Cross, Miriam. The Power of Living Within Your Means. Millennial Money. April 1, 2018. Kiplinger’s Personal Finance.Weygandt, J., Kimmel, P. & Kieso, D. (2015). Accounting principles (12th ed.). Hoboken, NJ: John Wiley & Sons, Inc.
3. Sarah Mcconnell posted Mar 11, 2018 4:02 PM
A budget is the finance and or quantitative term of company plans and procedures to be followed in the long-term. Budgeting is being prepared of the budgets and other policies for the control of the business enterprise, coordination and planning. Also, budgets are more brief and precise duration of time. It is the main goal in opposites of the actuals that is being distinguished. Although, the main meaning of budget is the activities that is being controlled.
What surprised you, if anything, in the budget(s) that you prepared?
After making the budget, I was shocked of how much money went out for wants like cable, eating out, entertainment and shopping to the grocery store. We should be able to have plenty of leftover cash in order to have good savings.

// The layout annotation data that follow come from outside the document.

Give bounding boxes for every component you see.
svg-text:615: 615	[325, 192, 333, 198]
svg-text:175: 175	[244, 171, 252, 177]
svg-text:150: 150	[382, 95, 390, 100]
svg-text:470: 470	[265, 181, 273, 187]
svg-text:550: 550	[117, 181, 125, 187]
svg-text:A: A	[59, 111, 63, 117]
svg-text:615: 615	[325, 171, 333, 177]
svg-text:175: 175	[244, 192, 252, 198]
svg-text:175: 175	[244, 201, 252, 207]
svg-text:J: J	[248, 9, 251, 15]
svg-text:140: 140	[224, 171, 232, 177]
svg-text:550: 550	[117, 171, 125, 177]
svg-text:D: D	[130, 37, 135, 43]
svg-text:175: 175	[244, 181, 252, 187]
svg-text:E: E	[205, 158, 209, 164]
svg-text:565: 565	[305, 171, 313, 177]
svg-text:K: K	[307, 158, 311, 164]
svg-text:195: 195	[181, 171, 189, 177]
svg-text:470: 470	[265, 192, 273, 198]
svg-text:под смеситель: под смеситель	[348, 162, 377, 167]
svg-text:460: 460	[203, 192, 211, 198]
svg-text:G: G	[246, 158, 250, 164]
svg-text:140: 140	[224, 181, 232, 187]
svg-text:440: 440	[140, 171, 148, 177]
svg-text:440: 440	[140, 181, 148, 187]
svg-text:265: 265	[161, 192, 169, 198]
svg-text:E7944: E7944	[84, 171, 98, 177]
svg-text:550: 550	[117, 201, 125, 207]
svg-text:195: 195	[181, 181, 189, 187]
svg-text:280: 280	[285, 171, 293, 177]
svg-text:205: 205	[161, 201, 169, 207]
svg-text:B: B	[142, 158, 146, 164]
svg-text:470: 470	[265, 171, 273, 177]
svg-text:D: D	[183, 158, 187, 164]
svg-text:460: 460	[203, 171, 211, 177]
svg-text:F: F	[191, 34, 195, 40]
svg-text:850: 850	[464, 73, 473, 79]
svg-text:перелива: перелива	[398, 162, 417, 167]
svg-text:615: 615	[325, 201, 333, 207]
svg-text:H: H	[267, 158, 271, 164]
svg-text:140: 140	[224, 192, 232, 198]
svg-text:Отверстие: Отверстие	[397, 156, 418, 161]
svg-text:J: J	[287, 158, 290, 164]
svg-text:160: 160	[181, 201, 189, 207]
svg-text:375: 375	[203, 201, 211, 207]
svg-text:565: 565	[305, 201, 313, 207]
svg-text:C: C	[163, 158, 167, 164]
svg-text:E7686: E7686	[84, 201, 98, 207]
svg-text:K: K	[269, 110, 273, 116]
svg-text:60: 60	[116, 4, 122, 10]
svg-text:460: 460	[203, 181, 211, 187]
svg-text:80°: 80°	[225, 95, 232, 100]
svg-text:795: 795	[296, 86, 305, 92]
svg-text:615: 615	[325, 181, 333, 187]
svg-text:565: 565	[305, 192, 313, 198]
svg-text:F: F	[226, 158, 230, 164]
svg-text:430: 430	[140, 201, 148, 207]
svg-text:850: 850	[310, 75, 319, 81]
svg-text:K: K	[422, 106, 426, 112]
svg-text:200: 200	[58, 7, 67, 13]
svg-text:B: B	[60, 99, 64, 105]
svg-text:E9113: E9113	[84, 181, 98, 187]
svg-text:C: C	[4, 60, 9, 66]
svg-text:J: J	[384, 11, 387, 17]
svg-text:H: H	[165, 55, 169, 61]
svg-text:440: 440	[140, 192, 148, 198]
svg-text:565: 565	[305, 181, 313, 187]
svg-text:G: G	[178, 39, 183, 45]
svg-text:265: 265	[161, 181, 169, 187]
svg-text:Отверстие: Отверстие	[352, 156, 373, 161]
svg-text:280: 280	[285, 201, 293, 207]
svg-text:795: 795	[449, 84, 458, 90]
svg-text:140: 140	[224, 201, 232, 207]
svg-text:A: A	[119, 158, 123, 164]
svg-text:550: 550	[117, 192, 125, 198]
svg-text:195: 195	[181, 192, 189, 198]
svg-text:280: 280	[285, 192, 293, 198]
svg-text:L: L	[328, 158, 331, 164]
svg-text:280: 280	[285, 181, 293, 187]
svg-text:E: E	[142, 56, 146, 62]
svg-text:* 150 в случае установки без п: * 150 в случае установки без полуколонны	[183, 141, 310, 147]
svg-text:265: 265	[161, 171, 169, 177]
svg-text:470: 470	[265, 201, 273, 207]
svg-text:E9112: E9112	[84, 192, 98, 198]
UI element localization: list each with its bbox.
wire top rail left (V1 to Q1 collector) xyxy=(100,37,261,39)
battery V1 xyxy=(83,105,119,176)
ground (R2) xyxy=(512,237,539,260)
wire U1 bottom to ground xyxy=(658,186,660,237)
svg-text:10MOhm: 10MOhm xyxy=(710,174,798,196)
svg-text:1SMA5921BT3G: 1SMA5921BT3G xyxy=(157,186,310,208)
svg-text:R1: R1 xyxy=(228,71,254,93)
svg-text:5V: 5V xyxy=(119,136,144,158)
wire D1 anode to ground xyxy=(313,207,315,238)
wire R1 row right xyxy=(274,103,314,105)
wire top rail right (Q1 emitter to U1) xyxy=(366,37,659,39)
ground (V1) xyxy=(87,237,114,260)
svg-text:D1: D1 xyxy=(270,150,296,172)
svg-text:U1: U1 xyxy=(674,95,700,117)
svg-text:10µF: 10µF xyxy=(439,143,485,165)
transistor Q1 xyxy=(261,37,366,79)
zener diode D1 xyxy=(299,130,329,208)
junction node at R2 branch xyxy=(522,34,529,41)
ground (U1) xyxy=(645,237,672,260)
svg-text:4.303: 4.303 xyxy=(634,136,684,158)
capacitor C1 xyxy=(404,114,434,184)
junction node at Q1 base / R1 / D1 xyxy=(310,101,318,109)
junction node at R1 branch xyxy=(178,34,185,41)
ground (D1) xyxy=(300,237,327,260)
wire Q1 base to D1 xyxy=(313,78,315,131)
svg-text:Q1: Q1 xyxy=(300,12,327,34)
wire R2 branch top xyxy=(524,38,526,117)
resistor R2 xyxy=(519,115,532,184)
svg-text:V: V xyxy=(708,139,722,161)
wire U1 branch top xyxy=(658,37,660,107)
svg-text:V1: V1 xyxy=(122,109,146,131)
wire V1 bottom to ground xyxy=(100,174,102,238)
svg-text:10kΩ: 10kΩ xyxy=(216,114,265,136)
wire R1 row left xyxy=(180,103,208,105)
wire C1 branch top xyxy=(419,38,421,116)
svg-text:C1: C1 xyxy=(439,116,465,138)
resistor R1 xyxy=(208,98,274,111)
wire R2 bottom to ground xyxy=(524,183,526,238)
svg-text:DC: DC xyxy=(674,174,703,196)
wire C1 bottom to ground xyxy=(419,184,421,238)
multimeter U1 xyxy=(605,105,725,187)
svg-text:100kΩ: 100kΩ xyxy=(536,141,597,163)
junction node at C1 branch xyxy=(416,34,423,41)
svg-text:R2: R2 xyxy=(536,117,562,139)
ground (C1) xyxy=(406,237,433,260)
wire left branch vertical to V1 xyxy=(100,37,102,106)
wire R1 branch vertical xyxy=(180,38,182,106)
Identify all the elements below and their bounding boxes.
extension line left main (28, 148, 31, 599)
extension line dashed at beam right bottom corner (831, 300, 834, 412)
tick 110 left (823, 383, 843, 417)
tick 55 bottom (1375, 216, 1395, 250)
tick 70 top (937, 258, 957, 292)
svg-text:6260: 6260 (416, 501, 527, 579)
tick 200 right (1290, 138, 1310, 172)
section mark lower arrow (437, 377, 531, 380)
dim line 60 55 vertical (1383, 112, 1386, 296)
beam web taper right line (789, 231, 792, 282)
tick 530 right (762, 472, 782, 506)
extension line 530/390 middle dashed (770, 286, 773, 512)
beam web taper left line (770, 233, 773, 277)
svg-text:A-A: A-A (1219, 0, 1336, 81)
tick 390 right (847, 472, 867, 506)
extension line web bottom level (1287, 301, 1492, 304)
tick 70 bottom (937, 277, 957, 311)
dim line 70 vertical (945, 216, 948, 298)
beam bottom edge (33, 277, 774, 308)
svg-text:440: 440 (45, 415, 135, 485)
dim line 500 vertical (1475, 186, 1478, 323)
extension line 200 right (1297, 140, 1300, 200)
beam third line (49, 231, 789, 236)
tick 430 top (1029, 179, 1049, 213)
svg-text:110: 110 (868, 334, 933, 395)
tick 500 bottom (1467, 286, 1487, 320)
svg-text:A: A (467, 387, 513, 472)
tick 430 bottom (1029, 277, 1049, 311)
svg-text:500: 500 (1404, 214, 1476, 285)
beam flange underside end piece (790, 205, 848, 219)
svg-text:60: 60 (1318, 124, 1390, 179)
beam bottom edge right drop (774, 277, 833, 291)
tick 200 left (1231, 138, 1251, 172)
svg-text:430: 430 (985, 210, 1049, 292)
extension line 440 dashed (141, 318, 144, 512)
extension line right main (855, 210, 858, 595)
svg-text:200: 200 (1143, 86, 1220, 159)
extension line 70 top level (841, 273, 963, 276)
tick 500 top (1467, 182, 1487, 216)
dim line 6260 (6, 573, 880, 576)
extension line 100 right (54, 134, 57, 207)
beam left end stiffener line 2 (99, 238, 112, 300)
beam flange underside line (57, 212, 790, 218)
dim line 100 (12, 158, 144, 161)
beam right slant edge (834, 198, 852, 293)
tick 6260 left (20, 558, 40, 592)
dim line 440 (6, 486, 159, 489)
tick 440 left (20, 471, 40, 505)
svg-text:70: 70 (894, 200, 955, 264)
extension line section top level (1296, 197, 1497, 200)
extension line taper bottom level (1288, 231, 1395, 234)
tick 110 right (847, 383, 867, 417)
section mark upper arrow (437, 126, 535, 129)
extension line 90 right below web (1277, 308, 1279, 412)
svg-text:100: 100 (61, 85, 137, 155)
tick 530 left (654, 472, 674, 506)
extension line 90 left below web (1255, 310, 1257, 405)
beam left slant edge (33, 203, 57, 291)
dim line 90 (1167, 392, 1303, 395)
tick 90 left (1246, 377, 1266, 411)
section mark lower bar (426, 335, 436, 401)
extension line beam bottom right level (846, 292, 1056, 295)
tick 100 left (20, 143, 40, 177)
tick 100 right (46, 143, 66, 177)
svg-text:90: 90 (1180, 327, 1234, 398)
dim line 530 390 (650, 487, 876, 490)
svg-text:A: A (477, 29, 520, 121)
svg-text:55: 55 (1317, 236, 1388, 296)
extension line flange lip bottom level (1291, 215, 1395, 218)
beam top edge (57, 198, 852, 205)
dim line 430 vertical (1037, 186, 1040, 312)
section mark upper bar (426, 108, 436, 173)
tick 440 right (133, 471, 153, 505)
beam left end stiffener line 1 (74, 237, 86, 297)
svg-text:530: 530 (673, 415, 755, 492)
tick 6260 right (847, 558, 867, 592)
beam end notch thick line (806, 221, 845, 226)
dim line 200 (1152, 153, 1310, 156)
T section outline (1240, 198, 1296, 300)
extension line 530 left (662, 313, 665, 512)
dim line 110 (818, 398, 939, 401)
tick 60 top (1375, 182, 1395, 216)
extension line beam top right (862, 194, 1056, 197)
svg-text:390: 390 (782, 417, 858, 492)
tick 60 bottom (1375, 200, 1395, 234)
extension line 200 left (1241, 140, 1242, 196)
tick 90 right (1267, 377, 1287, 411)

What process did you use in making your personal budget?
“Track your spending using a spreadsheet or a budgeting tool, breaking your monthly expenses info a few categories (such as housing, entertainment, debts and savings). Then impose limits based on you spending history and monthly income.” (Build Wealth for a Lifetime, 2016). I used the process from the above article.
What changes, if any, would you make in the personal activities that are under your control, based on the budget(s) that you prepared?
I usually would start cooking meals again as when I went back a few months, I have noticed we had a lot more cash left over when I was cooking all the meals. In this case, I can make a menu again and stick to it. Besides from cooking, cutting cable out will work as well as it would save more money a month that can go towards savings.
How would your budget change if next month you had to move to a different state?
Cost of living would change and my current salary may not afford the same luxuries as I move. Shipping, gas, hotel and insurance costs can also pile up pretty rapidly. It can drain my bank account as moving requires quite a few upfront expenses. Also, adding security deposits for renting and starting utilities in my new home. In overall, it is crucial to save in advance and a make budget.
Build Wealth for a Lifetime. (2016). “Kiplinger’s Personal Finance, 70(4). 24.
Weygandt, J.J., Kimmel, P.D. & Kieso, D.E. (2015). “Accounting Principles.” (12th ed.). Hoboken, NJ: John Wiley & Sons, Inc.